Noticias de Covid-19: Actualizaciones en vivo – The New York Times


Datos clave del día

Las muertes en las instalaciones penitenciarias estadounidenses superan las 1.000, mientras que los casos aumentan a 160.000.

El número de muertes conocidas en prisiones, cárceles y otras instalaciones correccionales entre prisioneros y funcionarios correccionales ha superado las 1.000, según una base de datos del New York Times que rastrea muertes en instituciones correccionales.

El número de muertes en prisiones estatales y federales, cárceles locales y centros de detención de inmigrantes. – que se situó en 1.002 el martes por la mañana – ha aumentado en aproximadamente un 40 por ciento durante las últimas seis semanas, según la base de datos. Ha habido casi 160.000 infecciones entre prisioneros y guardias.

La cantidad de muertes es casi con certeza mayor porque las cárceles y las prisiones realizan pruebas limitadas a los presos, incluidas muchas instalaciones que se niegan a realizar pruebas a los presos que mueren después de mostrar síntomas compatibles con el coronavirus.

Un estudio reciente mostró que los prisioneros están infectados por el coronavirus a una tasa más de cinco veces mayor que la tasa general del país. La tasa de muerte de los reclusos también es más alta que la tasa nacional: 39 muertes por 100.000 en comparación con 29 muertes por 100.000.

La base de datos del Times rastrea las infecciones y muertes por coronavirus entre los reclusos y los funcionarios penitenciarios en unas 2.500 prisiones, cárceles y centros de detención de inmigrantes.

El conglomerado de coronavirus más grande del país se encuentra en la prisión estatal de San Quentin en California, donde más de 2.600 reclusos y guardias se han enfermado y 25 reclusos han muerto después de una falla. traslado de internos en mayo.

“Es el ambiente perfecto para que la gente muera, lo que es la gente”, dijo Juan Moreno Haines, un recluso de San Quentin.

Los niños en los Estados Unidos se han enfrentado a reaperturas caóticas de escuelas, y Nueva York puede ser el próximo.

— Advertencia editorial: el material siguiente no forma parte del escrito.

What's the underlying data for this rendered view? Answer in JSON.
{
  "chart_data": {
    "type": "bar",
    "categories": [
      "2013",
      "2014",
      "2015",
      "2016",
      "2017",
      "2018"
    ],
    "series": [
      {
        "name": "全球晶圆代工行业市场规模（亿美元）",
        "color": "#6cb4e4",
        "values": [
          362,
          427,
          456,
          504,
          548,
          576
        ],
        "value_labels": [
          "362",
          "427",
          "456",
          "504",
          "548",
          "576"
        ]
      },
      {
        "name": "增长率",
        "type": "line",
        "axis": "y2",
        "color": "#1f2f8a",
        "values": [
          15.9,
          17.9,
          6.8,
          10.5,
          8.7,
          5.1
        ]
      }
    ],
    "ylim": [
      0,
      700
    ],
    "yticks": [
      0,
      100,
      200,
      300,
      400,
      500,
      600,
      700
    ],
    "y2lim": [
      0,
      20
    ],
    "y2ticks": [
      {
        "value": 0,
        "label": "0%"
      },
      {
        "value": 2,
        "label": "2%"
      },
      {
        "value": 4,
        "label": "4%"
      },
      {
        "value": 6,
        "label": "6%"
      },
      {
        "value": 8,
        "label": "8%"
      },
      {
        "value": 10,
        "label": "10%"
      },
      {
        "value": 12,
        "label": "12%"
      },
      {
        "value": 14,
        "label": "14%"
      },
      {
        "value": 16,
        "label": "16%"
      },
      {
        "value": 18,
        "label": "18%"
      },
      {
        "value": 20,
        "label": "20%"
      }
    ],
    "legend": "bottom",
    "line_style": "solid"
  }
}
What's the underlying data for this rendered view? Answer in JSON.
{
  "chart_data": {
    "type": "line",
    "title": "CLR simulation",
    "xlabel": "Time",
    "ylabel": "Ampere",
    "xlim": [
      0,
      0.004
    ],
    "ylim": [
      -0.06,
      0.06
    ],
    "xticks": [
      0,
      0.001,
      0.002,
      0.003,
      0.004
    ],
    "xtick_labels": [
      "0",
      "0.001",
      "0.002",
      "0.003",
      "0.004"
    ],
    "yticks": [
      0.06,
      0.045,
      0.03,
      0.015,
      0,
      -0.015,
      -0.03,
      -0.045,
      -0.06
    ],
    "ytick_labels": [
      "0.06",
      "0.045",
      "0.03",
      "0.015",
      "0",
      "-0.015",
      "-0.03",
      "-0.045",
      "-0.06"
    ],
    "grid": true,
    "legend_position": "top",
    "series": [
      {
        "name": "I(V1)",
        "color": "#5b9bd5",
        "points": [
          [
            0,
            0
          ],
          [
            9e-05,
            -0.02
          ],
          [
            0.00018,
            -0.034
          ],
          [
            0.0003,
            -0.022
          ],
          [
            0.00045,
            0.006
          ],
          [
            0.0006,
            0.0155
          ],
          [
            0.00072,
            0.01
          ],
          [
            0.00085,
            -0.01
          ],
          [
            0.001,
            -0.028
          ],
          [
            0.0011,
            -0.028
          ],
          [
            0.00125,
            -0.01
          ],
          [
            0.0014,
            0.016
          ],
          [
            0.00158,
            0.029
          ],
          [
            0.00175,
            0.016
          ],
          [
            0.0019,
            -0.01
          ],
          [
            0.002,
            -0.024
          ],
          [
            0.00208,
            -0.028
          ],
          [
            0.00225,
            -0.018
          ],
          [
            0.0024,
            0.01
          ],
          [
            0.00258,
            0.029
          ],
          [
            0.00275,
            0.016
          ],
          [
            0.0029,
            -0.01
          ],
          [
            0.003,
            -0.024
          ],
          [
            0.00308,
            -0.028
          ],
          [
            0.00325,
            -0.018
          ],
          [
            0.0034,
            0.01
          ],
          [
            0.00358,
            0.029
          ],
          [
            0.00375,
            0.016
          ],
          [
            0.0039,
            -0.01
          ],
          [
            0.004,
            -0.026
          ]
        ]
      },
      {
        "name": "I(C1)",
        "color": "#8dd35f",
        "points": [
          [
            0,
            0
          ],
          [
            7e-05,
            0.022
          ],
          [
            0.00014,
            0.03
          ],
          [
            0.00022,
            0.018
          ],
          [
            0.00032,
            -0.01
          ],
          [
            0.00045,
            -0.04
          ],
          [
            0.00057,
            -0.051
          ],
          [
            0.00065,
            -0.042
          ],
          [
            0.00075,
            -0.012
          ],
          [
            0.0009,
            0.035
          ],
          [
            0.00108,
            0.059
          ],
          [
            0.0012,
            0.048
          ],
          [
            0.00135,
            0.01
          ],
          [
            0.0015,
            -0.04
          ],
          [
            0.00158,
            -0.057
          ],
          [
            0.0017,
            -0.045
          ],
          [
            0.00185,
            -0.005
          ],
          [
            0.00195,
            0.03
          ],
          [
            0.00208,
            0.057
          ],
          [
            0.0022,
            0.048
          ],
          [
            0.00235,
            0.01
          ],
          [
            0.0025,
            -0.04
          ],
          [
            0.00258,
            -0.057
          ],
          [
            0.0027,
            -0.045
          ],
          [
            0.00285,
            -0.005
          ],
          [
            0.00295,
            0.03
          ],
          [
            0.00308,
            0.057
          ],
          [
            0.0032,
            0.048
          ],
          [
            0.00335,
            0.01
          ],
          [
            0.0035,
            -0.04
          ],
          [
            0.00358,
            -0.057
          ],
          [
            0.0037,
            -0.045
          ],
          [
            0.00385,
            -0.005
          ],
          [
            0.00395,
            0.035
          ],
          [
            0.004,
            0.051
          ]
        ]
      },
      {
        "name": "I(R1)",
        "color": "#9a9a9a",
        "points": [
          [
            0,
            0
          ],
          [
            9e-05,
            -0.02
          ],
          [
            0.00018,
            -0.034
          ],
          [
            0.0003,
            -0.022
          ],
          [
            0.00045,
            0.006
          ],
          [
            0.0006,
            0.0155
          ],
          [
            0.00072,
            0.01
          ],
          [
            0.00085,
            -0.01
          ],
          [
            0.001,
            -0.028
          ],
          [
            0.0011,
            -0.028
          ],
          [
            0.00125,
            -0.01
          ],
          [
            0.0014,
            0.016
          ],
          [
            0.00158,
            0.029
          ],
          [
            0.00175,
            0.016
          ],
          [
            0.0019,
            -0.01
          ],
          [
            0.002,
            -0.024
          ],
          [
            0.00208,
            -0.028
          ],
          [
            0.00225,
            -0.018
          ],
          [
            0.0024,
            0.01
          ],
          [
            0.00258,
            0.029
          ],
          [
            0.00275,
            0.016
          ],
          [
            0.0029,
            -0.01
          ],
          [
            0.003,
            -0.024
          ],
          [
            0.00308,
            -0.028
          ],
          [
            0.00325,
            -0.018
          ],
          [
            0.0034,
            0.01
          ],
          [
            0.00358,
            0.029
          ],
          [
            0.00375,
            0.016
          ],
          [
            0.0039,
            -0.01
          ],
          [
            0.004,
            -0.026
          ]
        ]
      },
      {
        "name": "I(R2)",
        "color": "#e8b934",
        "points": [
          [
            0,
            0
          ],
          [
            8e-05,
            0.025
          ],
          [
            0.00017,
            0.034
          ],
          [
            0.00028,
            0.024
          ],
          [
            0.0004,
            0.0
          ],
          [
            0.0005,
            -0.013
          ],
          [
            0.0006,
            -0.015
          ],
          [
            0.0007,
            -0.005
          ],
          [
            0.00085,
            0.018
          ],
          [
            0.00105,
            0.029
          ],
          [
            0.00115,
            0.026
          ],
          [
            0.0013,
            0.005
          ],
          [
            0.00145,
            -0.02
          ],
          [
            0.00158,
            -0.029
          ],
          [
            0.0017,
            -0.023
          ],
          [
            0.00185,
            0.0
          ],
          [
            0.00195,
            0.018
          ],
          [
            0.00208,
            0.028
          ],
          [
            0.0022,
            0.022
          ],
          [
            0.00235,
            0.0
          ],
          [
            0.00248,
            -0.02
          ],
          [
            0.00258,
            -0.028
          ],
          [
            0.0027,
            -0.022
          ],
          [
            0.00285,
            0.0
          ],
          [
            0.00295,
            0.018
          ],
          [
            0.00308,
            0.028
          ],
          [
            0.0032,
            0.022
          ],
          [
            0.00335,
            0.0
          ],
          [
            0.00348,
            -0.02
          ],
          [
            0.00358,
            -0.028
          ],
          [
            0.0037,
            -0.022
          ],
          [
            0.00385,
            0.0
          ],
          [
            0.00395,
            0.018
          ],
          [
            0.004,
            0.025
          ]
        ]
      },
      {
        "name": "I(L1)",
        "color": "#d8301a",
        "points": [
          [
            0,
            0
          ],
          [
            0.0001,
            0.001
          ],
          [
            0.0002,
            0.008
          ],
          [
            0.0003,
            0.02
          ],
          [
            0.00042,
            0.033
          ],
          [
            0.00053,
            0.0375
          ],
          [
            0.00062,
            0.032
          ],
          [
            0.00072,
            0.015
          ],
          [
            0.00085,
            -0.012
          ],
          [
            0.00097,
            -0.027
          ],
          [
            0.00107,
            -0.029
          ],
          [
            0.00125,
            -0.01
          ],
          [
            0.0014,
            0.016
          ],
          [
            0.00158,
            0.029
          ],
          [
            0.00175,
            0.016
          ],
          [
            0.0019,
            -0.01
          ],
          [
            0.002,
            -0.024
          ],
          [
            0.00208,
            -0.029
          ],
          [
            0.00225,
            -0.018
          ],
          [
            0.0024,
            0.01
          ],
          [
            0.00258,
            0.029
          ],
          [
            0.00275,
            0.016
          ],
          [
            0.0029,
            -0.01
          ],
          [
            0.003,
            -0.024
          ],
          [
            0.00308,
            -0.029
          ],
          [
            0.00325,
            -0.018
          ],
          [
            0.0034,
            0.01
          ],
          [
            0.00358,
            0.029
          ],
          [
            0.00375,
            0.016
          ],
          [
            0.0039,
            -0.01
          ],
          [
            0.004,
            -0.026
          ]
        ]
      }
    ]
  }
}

El Sr. de Blasio ha sido con la esperanza de reabrir el sistema escolar más grande del país a tiempo parcial para los 1,1 millones de escolares de la ciudad el 10 de septiembre. Ningún otro alcalde de una gran ciudad está intentando reabrir a tal escala, y muchos distritos más pequeños que ya han reabierto han tenido que cambiar de rumbo significativamente casi inmediatamente después de que los estudiantes regresaran.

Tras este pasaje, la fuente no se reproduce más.